Ne dediğin belli olmaz...

Çıkarlarına göre kıble değiştirirsin...

Bu tarz bir gazete işte…

***

İyi de...

Bunları yapınca en birinci gazete olunur mu?

Olunmaz...

En çok okunan gazete hiç olunmaz...

Olsa olsa böyle...

"N'aber len", "Ne ayaksın" gazetesi olunur!..

***

"N'aber", "Nasılsın", "İyiyim", "Sen nasılsın", “Sağol ben de iyiyim”

Bu tarz haberleri, muhabbetleri klişeleşmiş geyikleri millet niye okusun?

Ee! Kimse okumayınca da...

Kendinizi manşetlere çıkartıp en birinci ilan etmek zorunda kalırsınız işte!..

***

N'aber Gazetesi, bir süredir sürmanşetinden böyle bir ilan yayınlıyor...
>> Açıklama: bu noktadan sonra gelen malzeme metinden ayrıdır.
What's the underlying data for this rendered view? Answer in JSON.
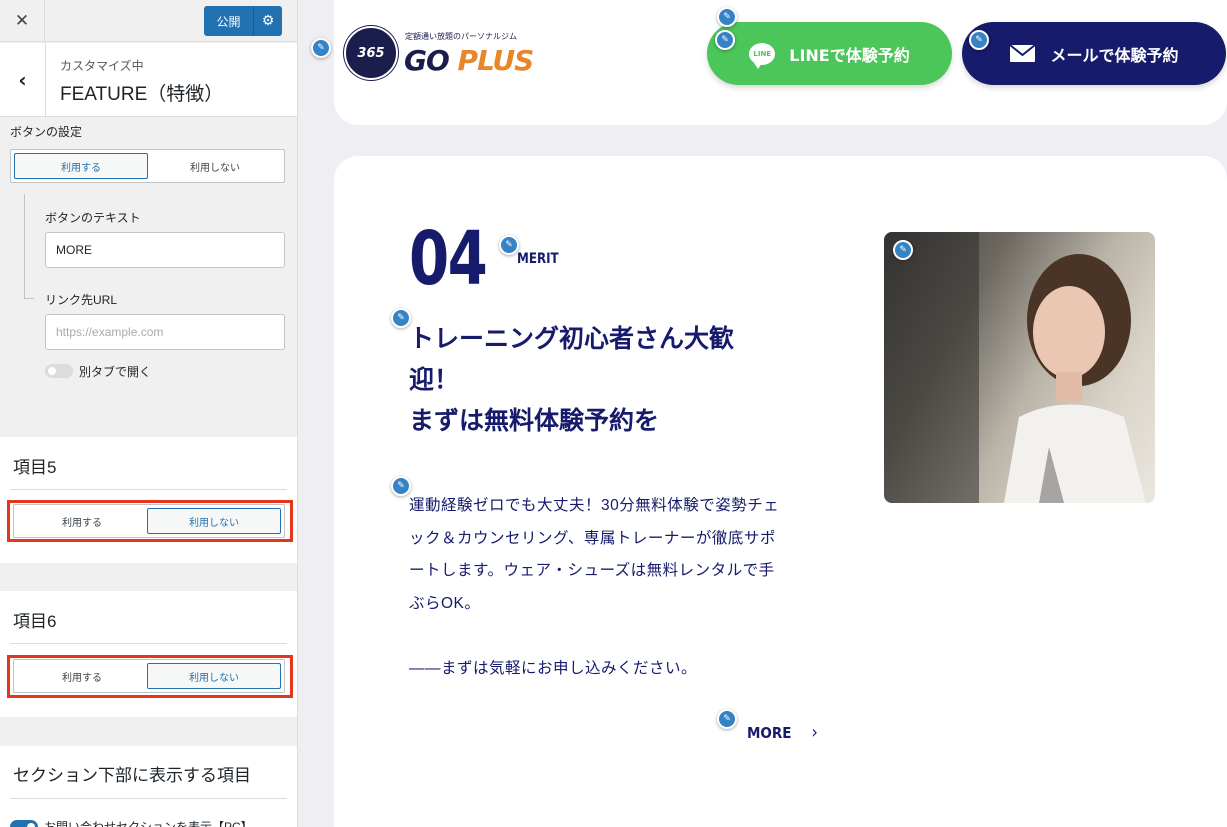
{
  "customizer": {
    "publish_label": "公開",
    "header_subtitle": "カスタマイズ中",
    "header_title": "FEATURE（特徴）",
    "button_settings_label": "ボタンの設定",
    "use_label": "利用する",
    "nouse_label": "利用しない",
    "button_text_label": "ボタンのテキスト",
    "button_text_value": "MORE",
    "link_url_label": "リンク先URL",
    "link_url_placeholder": "https://example.com",
    "new_tab_label": "別タブで開く",
    "item5_title": "項目5",
    "item6_title": "項目6",
    "bottom_section_title": "セクション下部に表示する項目",
    "contact_section_label": "お問い合わせセクションを表示【PC】"
  },
  "preview": {
    "logo": {
      "circle_text": "365",
      "tagline": "定額通い放題のパーソナルジム",
      "go": "GO",
      "plus": "PLUS"
    },
    "cta_line": {
      "icon_text": "LINE",
      "label": "LINEで体験予約"
    },
    "cta_mail": {
      "label": "メールで体験予約"
    },
    "feature": {
      "number": "04",
      "merit": "MERIT",
      "title_lines": [
        "トレーニング初心者さん大歓",
        "迎！",
        "まずは無料体験予約を"
      ],
      "body_lines": [
        "運動経験ゼロでも大丈夫！30分無料体験で姿勢チェ",
        "ック＆カウンセリング、専属トレーナーが徹底サポ",
        "ートします。ウェア・シューズは無料レンタルで手",
        "ぶらOK。",
        "",
        "——まずは気軽にお申し込みください。"
      ],
      "more_label": "MORE"
    }
  },
  "colors": {
    "brand_navy": "#161b6b",
    "line_green": "#4cc55a",
    "wp_blue": "#2271b1",
    "highlight_red": "#e3361c",
    "logo_orange": "#e8862a"
  }
}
İlan adeta alçak gönüllülük abidesi!...

"En birinci gazete benim" diyor...

Bu duyuruya göre, N'aber birinci, ondan sonraki 10 gazete ise sonuncu!..

Samsun"da ikinci gazete bile yok yani…

Hepsinin toplam satışı bir N'aber kadar etmiyor!..

***

Dedim ki arkadaşlara…

Gidin N"aber Gazetesi"ne bir bakın…

Bu zattan başka kimsenin kapalı odası var mı?
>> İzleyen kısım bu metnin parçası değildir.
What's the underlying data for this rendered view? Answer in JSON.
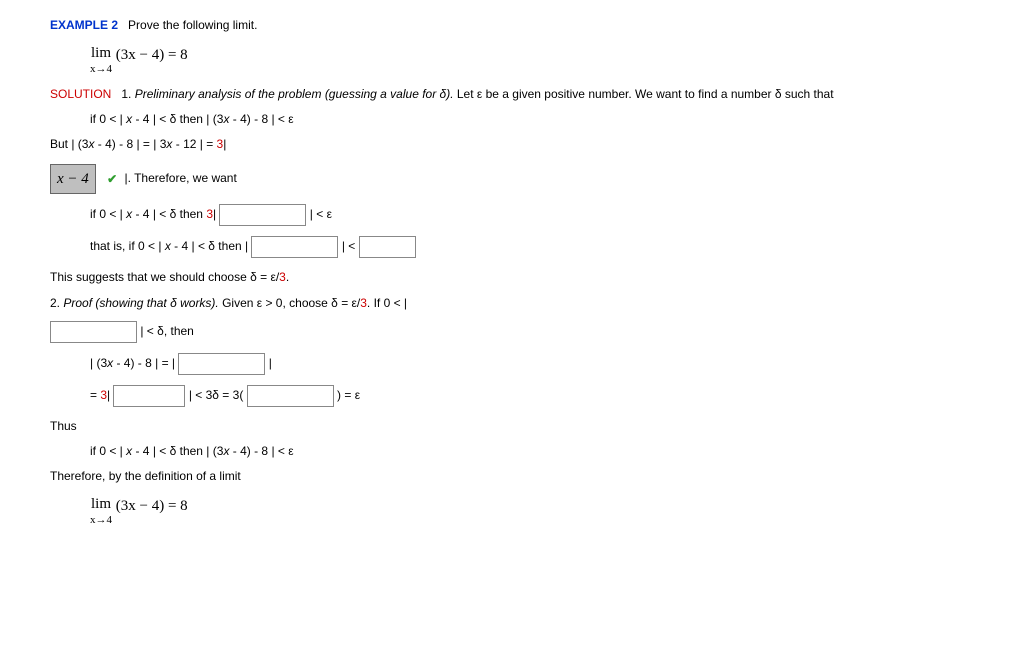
{
  "header": {
    "example_label": "EXAMPLE 2",
    "prompt": "Prove the following limit."
  },
  "limit_expr": {
    "func": "(3x − 4) = 8",
    "approach": "x→4"
  },
  "solution_label": "SOLUTION",
  "step1": {
    "intro_num": "1.",
    "intro_ital": "Preliminary analysis of the problem",
    "intro_paren": "(guessing a value for δ).",
    "intro_rest": " Let ε be a given positive number. We want to find a number δ such that",
    "cond1_a": "if 0 < | ",
    "cond1_x": "x",
    "cond1_b": " - 4 | < δ then | (3",
    "cond1_c": ") - 8 | < ε",
    "but_a": "But | (3",
    "but_x": "x",
    "but_b": " - 4) - 8 | = | 3",
    "but_c": " - 12 | = ",
    "but_3": "3",
    "but_end": "|",
    "answer_value": "x − 4",
    "after_ans": "|. Therefore, we want",
    "cond2_a": "if 0 < | ",
    "cond2_b": " - 4 | < δ then ",
    "cond2_3": "3",
    "cond2_end": "| < ε",
    "cond3_a": "that is, if 0 < | ",
    "cond3_b": " - 4 | < δ then |",
    "cond3_end": "| <",
    "suggest_a": "This suggests that we should choose δ = ε/",
    "suggest_3": "3",
    "suggest_end": "."
  },
  "step2": {
    "intro_num": "2.",
    "intro_ital": "Proof",
    "intro_paren": "(showing that δ works).",
    "intro_rest": " Given ε > 0, choose δ = ε/",
    "intro_3": "3",
    "intro_end": ". If 0 < |",
    "lt_delta": "| < δ, then",
    "eq1_a": "| (3",
    "eq1_x": "x",
    "eq1_b": " - 4) - 8 | = |",
    "eq1_end": "|",
    "eq2_a": "= ",
    "eq2_3a": "3",
    "eq2_b": "| < 3δ = 3(",
    "eq2_end": ") = ε"
  },
  "conclusion": {
    "thus": "Thus",
    "cond_a": "if 0 < | ",
    "cond_x": "x",
    "cond_b": " - 4 | < δ then | (3",
    "cond_c": " - 4) - 8 | < ε",
    "therefore": "Therefore, by the definition of a limit"
  }
}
Muhasebe ve tuvaletin dışında…

Söz konusu gazetede kapalı odaya bile tahammül yoksa, gerisini siz düşünün…

***

"Oda" demek, "adam" demektir…

Bu zat, yanında bile ikinci adam bulundurmaz!..

O"ndan başka herkesin sandalyesi, masası aynı tiptir…

Dünya"da O ve diğerleri vardır…

Oysa yanındakileri tanırım, her biri on tane Genel Yayın Yönetmeni eder…

Etmezse bıyıklarımı keserim…

Gazetesinde ikinci adam barındırmayan…

Samsun"da ikinci gazete bulundurur mu?

***

“En büyük benim! N"aber, en birinci kazete” diye ilanı görünce Adnan Bahadır'la birlikte öldük gülmekten...

Ama aldırmadık tabi!...

"Vay be, Uzun herkesi sollamış N'aber!.." deyip, güldük geçtik!..

***

Ama bizimki durmak bilmiyor...

Dün de vermiş aynı yazıyı, her gün biraz daha büyüterek…

Kalem elinde çünkü!..

Mürekkep çok, dilin de kemiği yok!..

"En birinci gazete, N'aber" diyor yine...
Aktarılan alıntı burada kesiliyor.